M&A - buying and selling companies

Mergers and Acquisitions

When it comes to buying or selling companies, the term M&A is quickly mentioned. The abbreviation "M&A stands for Mergers & Acquisitions. This usually refers to the acquisition and sale of companies and equity interests (participations). However, it often also involves other transactions with a corporate law context, such as capital increases, capital restructuring, the conclusion of so-called corporate agreements (e.g., control agreements and profit and loss transfer agreements), or an initial listing on the stock exchange (Initial Public Offering – "IPO"). 

M&A Corporate Acquisition Corporate Sale

What is happening here?

Mergers and acquisitions of companies repeatedly follow a similar process: 

  • Preparation or review of an Information Memorandum or other "teaser" to generate interest from potential buyers
  • Following initial discussions with interested parties, a Letter of Intent (LoI) or Memorandum of Understanding (MoU) is often signed to align, develop, and document shared understandings regarding essential transaction parameters.
  • If negotiations continue, it usually becomes more complex because a due diligence review of the target company's economic, technical, and legal situation often follows.
  • If the due diligence review is satisfactory, contract negotiations will follow in the next step, leading to the conclusion of the agreement.Signing“)
  • It may be necessary Permits to obtain, which are for the performance of the contract, for example, due to antitrust lawFusion control) or foreign trade law restrictions are required.
  • The transaction will be completed upon execution of the contract ("Closing) including corresponding documentation and control, has ended.
  • Depending on what was negotiated, the fulfillment of transitional agreements may still be outstanding (for example, "Transition servicesand design of adaptation and/or integration measures (e.g.post-merger integrationto queue.
 

How can we help you?

It is of course not mandatory to seek legal advice when buying or selling a company.
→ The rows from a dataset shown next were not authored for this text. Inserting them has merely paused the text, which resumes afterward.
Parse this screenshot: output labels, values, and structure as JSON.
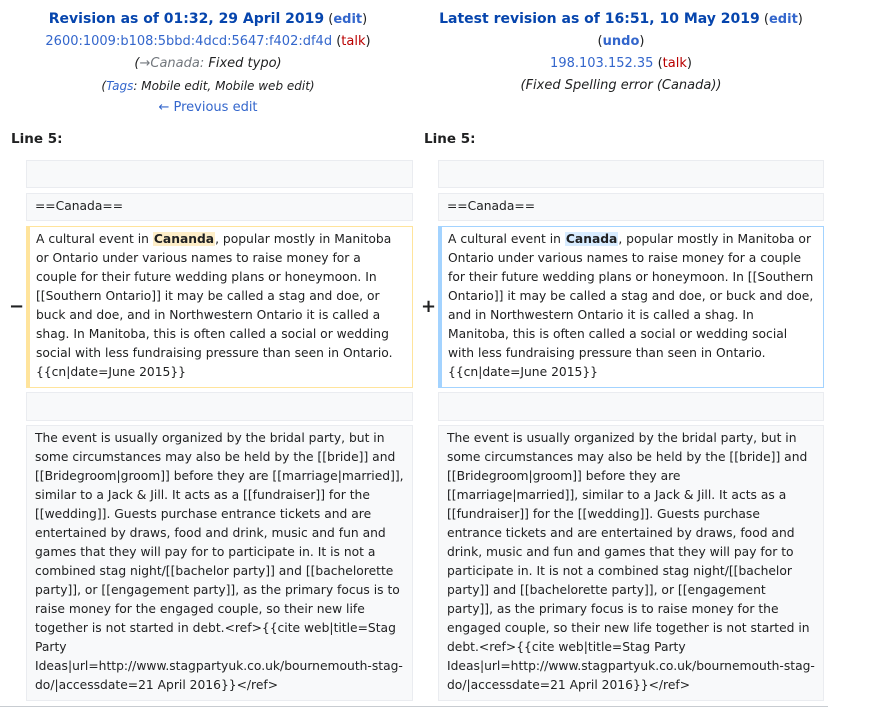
{
  "left_header": {
    "title": "Revision as of 01:32, 29 April 2019",
    "edit_label": "edit",
    "user": "2600:1009:b108:5bbd:4dcd:5647:f402:df4d",
    "talk_label": "talk",
    "summary_section": "→Canada:",
    "summary_text": "Fixed typo",
    "tags_label": "Tags",
    "tags_text": "Mobile edit, Mobile web edit",
    "prev_link": "← Previous edit"
  },
  "right_header": {
    "title": "Latest revision as of 16:51, 10 May 2019",
    "edit_label": "edit",
    "undo_label": "undo",
    "user": "198.103.152.35",
    "talk_label": "talk",
    "summary_text": "(Fixed Spelling error (Canada))"
  },
  "line_label_left": "Line 5:",
  "line_label_right": "Line 5:",
  "markers": {
    "minus": "−",
    "plus": "+"
  },
  "diff": {
    "context_heading": "==Canada==",
    "left_changed": {
      "before": "A cultural event in ",
      "word": "Cananda",
      "after": ", popular mostly in Manitoba or Ontario under various names to raise money for a couple for their future wedding plans or honeymoon. In [[Southern Ontario]] it may be called a stag and doe, or buck and doe, and in Northwestern Ontario it is called a shag. In Manitoba, this is often called a social or wedding social with less fundraising pressure than seen in Ontario.{{cn|date=June 2015}}"
    },
    "right_changed": {
      "before": "A cultural event in ",
      "word": "Canada",
      "after": ", popular mostly in Manitoba or Ontario under various names to raise money for a couple for their future wedding plans or honeymoon. In [[Southern Ontario]] it may be called a stag and doe, or buck and doe, and in Northwestern Ontario it is called a shag. In Manitoba, this is often called a social or wedding social with less fundraising pressure than seen in Ontario.{{cn|date=June 2015}}"
    },
    "context_paragraph": "The event is usually organized by the bridal party, but in some circumstances may also be held by the [[bride]] and [[Bridegroom|groom]] before they are [[marriage|married]], similar to a Jack & Jill. It acts as a [[fundraiser]] for the [[wedding]]. Guests purchase entrance tickets and are entertained by draws, food and drink, music and fun and games that they will pay for to participate in. It is not a combined stag night/[[bachelor party]] and [[bachelorette party]], or [[engagement party]], as the primary focus is to raise money for the engaged couple, so their new life together is not started in debt.<ref>{{cite web|title=Stag Party Ideas|url=http://www.stagpartyuk.co.uk/bournemouth-stag-do/|accessdate=21 April 2016}}</ref>"
  }
}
However, taking over a business or succeeding as an owner can be legally complex. If you receive expert advice on your M&A project from the outset, you can not only avoid costly mistakes but often also achieve a significantly better outcome. 
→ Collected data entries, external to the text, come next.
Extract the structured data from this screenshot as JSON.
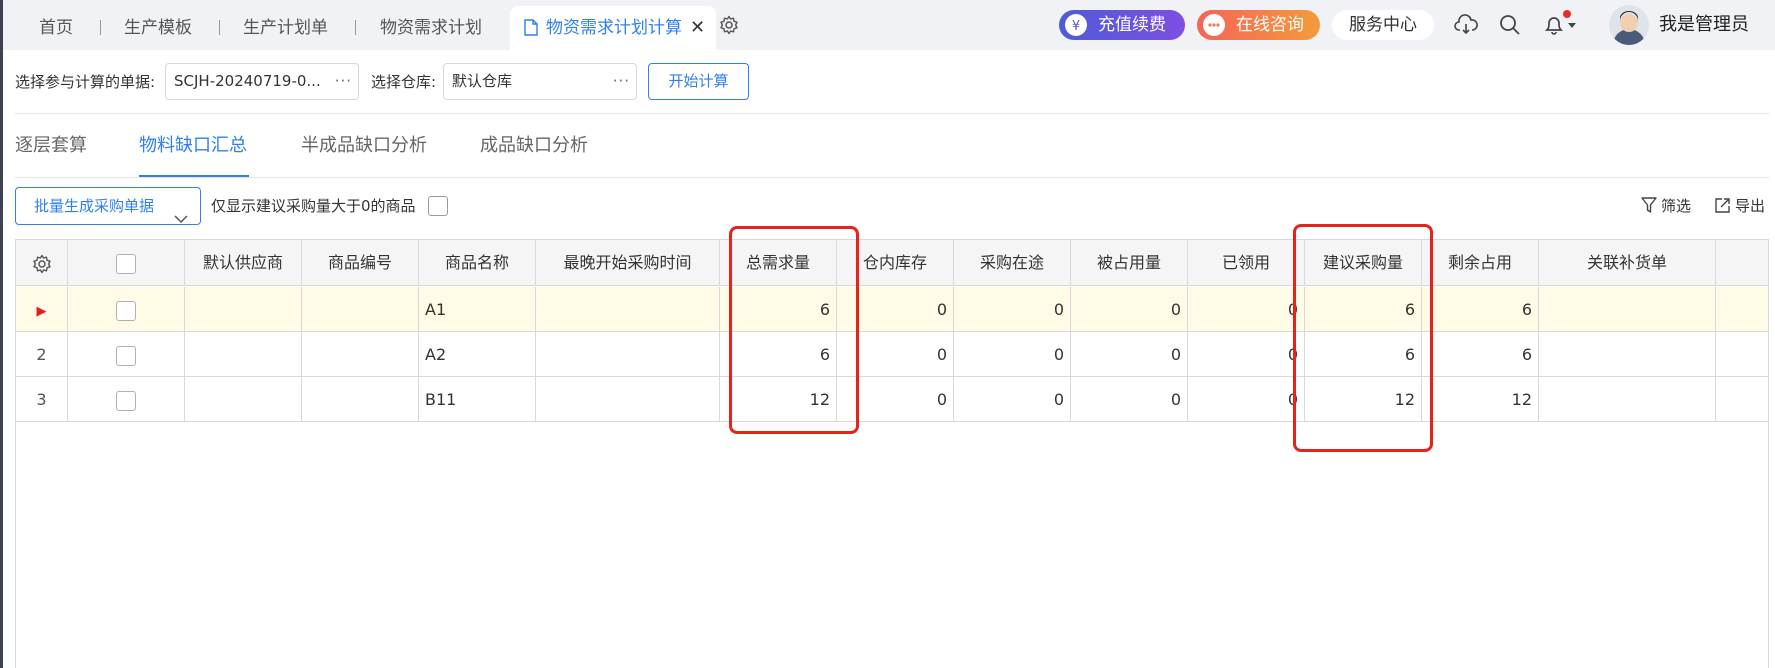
{
  "topbar": {
    "tabs": [
      "首页",
      "生产模板",
      "生产计划单",
      "物资需求计划"
    ],
    "active_tab": "物资需求计划计算",
    "close_glyph": "✕",
    "recharge": "充值续费",
    "consult": "在线咨询",
    "service": "服务中心",
    "username": "我是管理员",
    "icons": [
      "settings-icon",
      "cloud-download-icon",
      "search-icon",
      "bell-icon",
      "avatar"
    ]
  },
  "toolbar": {
    "doc_label": "选择参与计算的单据:",
    "doc_value": "SCJH-20240719-0...",
    "warehouse_label": "选择仓库:",
    "warehouse_value": "默认仓库",
    "dots": "···",
    "start_button": "开始计算"
  },
  "subtabs": [
    "逐层套算",
    "物料缺口汇总",
    "半成品缺口分析",
    "成品缺口分析"
  ],
  "actions": {
    "batch_button": "批量生成采购单据",
    "only_positive_label": "仅显示建议采购量大于0的商品",
    "filter": "筛选",
    "export": "导出"
  },
  "table": {
    "columns": [
      "默认供应商",
      "商品编号",
      "商品名称",
      "最晚开始采购时间",
      "总需求量",
      "仓内库存",
      "采购在途",
      "被占用量",
      "已领用",
      "建议采购量",
      "剩余占用",
      "关联补货单"
    ],
    "rows": [
      {
        "idx": "▶",
        "supplier": "",
        "code": "",
        "name": "A1",
        "latest_time": "",
        "total_demand": "6",
        "stock": "0",
        "in_transit": "0",
        "occupied": "0",
        "received": "0",
        "suggested": "6",
        "remaining": "6",
        "linked": ""
      },
      {
        "idx": "2",
        "supplier": "",
        "code": "",
        "name": "A2",
        "latest_time": "",
        "total_demand": "6",
        "stock": "0",
        "in_transit": "0",
        "occupied": "0",
        "received": "0",
        "suggested": "6",
        "remaining": "6",
        "linked": ""
      },
      {
        "idx": "3",
        "supplier": "",
        "code": "",
        "name": "B11",
        "latest_time": "",
        "total_demand": "12",
        "stock": "0",
        "in_transit": "0",
        "occupied": "0",
        "received": "0",
        "suggested": "12",
        "remaining": "12",
        "linked": ""
      }
    ]
  },
  "colors": {
    "accent": "#2f7ff0",
    "highlight": "#e8221b",
    "selected_row": "#fffbe6"
  }
}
Our Stuttgart law firm AVANTCORE Rechtsanwälte gladly advises and represents you in the negotiation, structuring, and execution of such and other M&A transactions – if desired, also in selected areas only, for example, in the execution of a pure IP due diligence. Professional collaboration with other consultants – such as tax advisors or IT service providers – is a matter of course and a consistent practice for AVANTCORE.